Antarctic melting: Coastal cities 'will have 2-3 meter-high sea defenses by end of century'

19 May, 2016 11:53 / Updated 7 years ago

The unexpectedly rapid melting of a giant glacier in East Antarctica may raise the global sea level at least 2 meters, a new study says, adding that such process may be unstoppable.

The research concentrates on the 150 kilometer-long, 30 kilometer-wide Totten Glacier. The glacier is one of the major outlets for the East Antarctic Ice Sheet, the largest mass of ice on Earth, which covers 98 percent of Antarctica.

"While traditional models haven't suggested this glacier can collapse, more recent models have," said Dr Alan Aitken, of the University of Western Australia, a co-author of the study, as cited by Nature Journal.

"We confirm that collapse has happened in the past, and is likely to happen again if we pass a tipping point, which would occur if we had between 3 and 6 degrees of warming above present."

"Totten Glacier is losing ice now, and the warm ocean water that is causing this loss has the potential to also push the glacier back to an unstable place," said the study’s senior author, professor Martin Siegert, of the Grantham Institute at Imperial College London.

The scientists concluded that the huge glacier is even more vulnerable than they thought. The study by scientists from Imperial College London and institutions in Australia, the US and New Zealand was published in Nature Journal.

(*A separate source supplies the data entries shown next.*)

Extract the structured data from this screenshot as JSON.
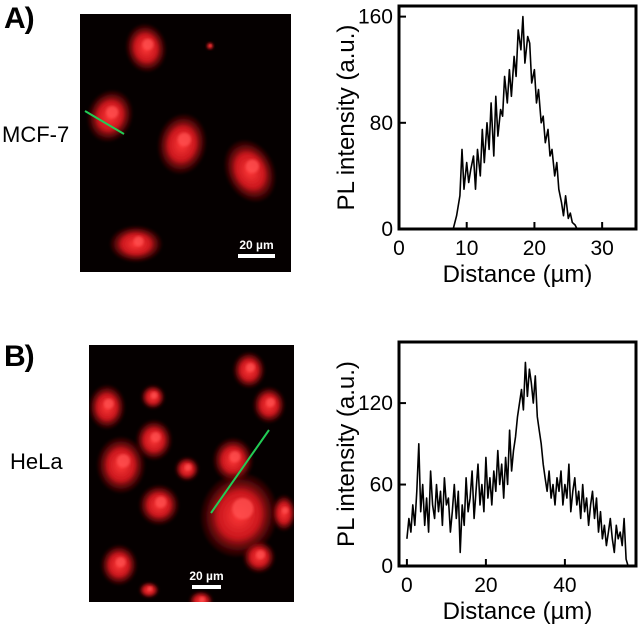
{
  "panels": [
    {
      "letter": "A)",
      "cell_line": "MCF-7",
      "scale_bar": "20 µm",
      "cell_color": "#e0191f",
      "line_color": "#22cc55"
    },
    {
      "letter": "B)",
      "cell_line": "HeLa",
      "scale_bar": "20 µm",
      "cell_color": "#e0191f",
      "line_color": "#22cc55"
    }
  ],
  "chart_data": [
    {
      "type": "line",
      "title": "",
      "xlabel": "Distance (µm)",
      "ylabel": "PL intensity (a.u.)",
      "xlim": [
        0,
        35
      ],
      "ylim": [
        0,
        168
      ],
      "xticks": [
        0,
        10,
        20,
        30
      ],
      "yticks": [
        0,
        80,
        160
      ],
      "grid": false,
      "series": [
        {
          "x": [
            0,
            1,
            2,
            3,
            4,
            5,
            6,
            7,
            8,
            8.5,
            9,
            9.3,
            9.6,
            10,
            10.3,
            10.6,
            11,
            11.3,
            11.6,
            12,
            12.3,
            12.6,
            13,
            13.3,
            13.6,
            14,
            14.3,
            14.6,
            15,
            15.3,
            15.6,
            16,
            16.3,
            16.6,
            17,
            17.3,
            17.6,
            18,
            18.3,
            18.6,
            19,
            19.3,
            19.6,
            20,
            20.3,
            20.6,
            21,
            21.3,
            21.6,
            22,
            22.3,
            22.6,
            23,
            23.3,
            23.6,
            24,
            24.3,
            24.6,
            25,
            25.3,
            25.6,
            26,
            26.3,
            26.6,
            27,
            28,
            29,
            30,
            31,
            32,
            33
          ],
          "y": [
            0,
            0,
            0,
            0,
            0,
            0,
            0,
            0,
            0,
            10,
            25,
            60,
            30,
            50,
            35,
            45,
            55,
            30,
            60,
            40,
            75,
            50,
            80,
            60,
            95,
            55,
            100,
            70,
            90,
            85,
            115,
            95,
            120,
            100,
            130,
            115,
            150,
            135,
            160,
            125,
            145,
            140,
            110,
            120,
            95,
            105,
            80,
            85,
            65,
            75,
            55,
            60,
            40,
            50,
            30,
            20,
            10,
            25,
            8,
            12,
            5,
            3,
            0,
            0,
            0,
            0,
            0,
            0,
            0,
            0,
            0
          ]
        }
      ]
    },
    {
      "type": "line",
      "title": "",
      "xlabel": "Distance (µm)",
      "ylabel": "PL intensity (a.u.)",
      "xlim": [
        -2,
        58
      ],
      "ylim": [
        0,
        165
      ],
      "xticks": [
        0,
        20,
        40
      ],
      "yticks": [
        0,
        60,
        120
      ],
      "grid": false,
      "series": [
        {
          "x": [
            0,
            0.5,
            1,
            1.5,
            2,
            2.5,
            3,
            3.5,
            4,
            4.5,
            5,
            5.5,
            6,
            6.5,
            7,
            7.5,
            8,
            8.5,
            9,
            9.5,
            10,
            10.5,
            11,
            11.5,
            12,
            12.5,
            13,
            13.5,
            14,
            14.5,
            15,
            15.5,
            16,
            16.5,
            17,
            17.5,
            18,
            18.5,
            19,
            19.5,
            20,
            20.5,
            21,
            21.5,
            22,
            22.5,
            23,
            23.5,
            24,
            24.5,
            25,
            25.5,
            26,
            26.5,
            27,
            27.5,
            28,
            28.5,
            29,
            29.5,
            30,
            30.5,
            31,
            31.5,
            32,
            32.5,
            33,
            33.5,
            34,
            34.5,
            35,
            35.5,
            36,
            36.5,
            37,
            37.5,
            38,
            38.5,
            39,
            39.5,
            40,
            40.5,
            41,
            41.5,
            42,
            42.5,
            43,
            43.5,
            44,
            44.5,
            45,
            45.5,
            46,
            46.5,
            47,
            47.5,
            48,
            48.5,
            49,
            49.5,
            50,
            50.5,
            51,
            51.5,
            52,
            52.5,
            53,
            53.5,
            54,
            54.5,
            55,
            55.5,
            56
          ],
          "y": [
            20,
            35,
            25,
            45,
            30,
            55,
            90,
            40,
            60,
            30,
            50,
            25,
            70,
            45,
            35,
            60,
            40,
            55,
            30,
            65,
            45,
            50,
            25,
            40,
            60,
            35,
            55,
            10,
            45,
            30,
            65,
            40,
            50,
            70,
            35,
            55,
            75,
            45,
            60,
            40,
            80,
            50,
            65,
            45,
            70,
            55,
            85,
            60,
            75,
            50,
            80,
            60,
            100,
            70,
            85,
            95,
            110,
            120,
            130,
            115,
            150,
            125,
            145,
            135,
            120,
            140,
            110,
            100,
            90,
            75,
            65,
            55,
            70,
            50,
            60,
            45,
            65,
            55,
            70,
            45,
            60,
            50,
            75,
            40,
            55,
            65,
            45,
            55,
            35,
            60,
            40,
            50,
            30,
            45,
            55,
            35,
            50,
            25,
            40,
            20,
            30,
            15,
            25,
            35,
            20,
            10,
            30,
            20,
            25,
            15,
            35,
            5,
            0
          ]
        }
      ]
    }
  ]
}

They have discovered that the glacier “could cross a critical threshold within the next century, entering an irreversible period of very rapid retreat” in case the problem of climate change isn't resolved.

"Totten Glacier is a slumbering giant," said Andy Shepherd, Director of the NERC Centre for Polar Observation and Modelling at the University of Leeds in England.

According to the research, if the glacier "retreats another 100-150km, its front will be sitting on an unstable bed."

The process would trigger a period of rapid retreat for the glacier and make it "withdraw up to 300 kilometers inland" in the following centuries and release "vast quantities of water, contributing up to 2.9 meters to global sea-level rise," the study says.

"Totten Glacier is only one outlet for the ice of the East Antarctic Ice Sheet, but it could have a huge impact. The East Antarctic Ice Sheet is by far the largest mass of ice on Earth, so any small changes have a big influence globally," Siegert said.

READ MORE: Melting of Antarctic ice sheet and 3-meter sea level rise inevitable - study

The scientist later told media that before the end of the 21 century "the great global cities of our planet near the sea will have two- or three-meter (6.5 - 10 feet) high sea defenses all around them."

One more important point revealed in the study is that the glacier also melted during an earlier period of natural global warming in the past.

"During the Pliocene epoch, temperatures were two degrees Celsius higher than they are right now, and CO2 levels in the atmosphere were 400 parts per million,” Siegert said.

The researchers believe that such a melting process could be about to happen again.

Totten Glacier has been an object of scientific research for a long time. In 2015 the researchers discovered warm water underneath a floating portion of the glacier that is accelerating the melting.